もう一億番煎じぐらいになりそうですが、既に公表された最終章の設定から。
今日誕生日でもある華のお話です。
ちょっと短めですが、よろしければご一読下さいませ。
見るからに頑丈そうな、重々しい扉。
それを、ゆっくりと押し開く。
手前の部屋とは違い、
大洗女子学園の生徒会室である。
「今日から、ここで過ごす事になるんですね」
そう独りごちるのは、この部屋の新たな主……華。
数日前。
無事に廃校を免れた大洗女子学園で、新学期早々新たな騒ぎがあった。
と言っても廃校騒動がぶり返した訳ではない。
杏や柚子、桃といった三年生は卒業を控える時期となっていた。
生徒会メンバーの世代交代という、それまで皆の頭になかった事案。
良くも悪くも彼女らがいればこそ、今の大洗女子学園があるとも言えた。
その後継者を決める、そう言われてもピンと来ない生徒ばかりだった。
一応生徒会役員は他の学校同様選挙で決める事にはなっているが、複数候補が出る事はまずあり得ない。
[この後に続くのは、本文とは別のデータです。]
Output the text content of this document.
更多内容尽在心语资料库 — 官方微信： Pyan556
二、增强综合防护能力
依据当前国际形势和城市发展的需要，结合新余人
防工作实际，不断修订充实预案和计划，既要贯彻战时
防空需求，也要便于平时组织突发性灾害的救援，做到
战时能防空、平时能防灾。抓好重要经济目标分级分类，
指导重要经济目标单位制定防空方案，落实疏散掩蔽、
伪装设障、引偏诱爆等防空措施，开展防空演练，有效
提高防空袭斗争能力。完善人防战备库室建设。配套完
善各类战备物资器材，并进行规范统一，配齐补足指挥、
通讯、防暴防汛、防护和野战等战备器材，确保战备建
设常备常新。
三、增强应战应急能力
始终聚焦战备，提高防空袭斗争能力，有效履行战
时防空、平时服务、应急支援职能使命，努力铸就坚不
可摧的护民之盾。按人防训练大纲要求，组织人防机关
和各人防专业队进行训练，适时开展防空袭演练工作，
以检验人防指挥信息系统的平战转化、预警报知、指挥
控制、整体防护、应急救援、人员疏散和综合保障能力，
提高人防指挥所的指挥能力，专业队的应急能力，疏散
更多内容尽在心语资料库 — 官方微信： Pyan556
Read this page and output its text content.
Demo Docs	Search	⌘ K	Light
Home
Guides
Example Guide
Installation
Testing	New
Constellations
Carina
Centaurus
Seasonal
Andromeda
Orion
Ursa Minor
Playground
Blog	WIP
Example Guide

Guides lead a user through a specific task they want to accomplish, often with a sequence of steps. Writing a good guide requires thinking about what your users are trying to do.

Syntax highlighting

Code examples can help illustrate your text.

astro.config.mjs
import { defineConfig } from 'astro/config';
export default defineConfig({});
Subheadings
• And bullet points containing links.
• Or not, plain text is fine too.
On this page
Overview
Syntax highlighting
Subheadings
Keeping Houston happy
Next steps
特に杏が会長になってからの生徒会を知る生徒達からすれば、尚更であろう。
いろいろと好き放題やっていたのも事実だが、その分膨大な仕事をこなしていたのもまた然り。
となれば、杏が指名した人物が最有力候補となる。
そうなると、多くの生徒が思い浮かべたのは……みほ。
大洗女子学園の救世主であり、無名だった学校が一躍全国区になったのは彼女の功績に他ならない。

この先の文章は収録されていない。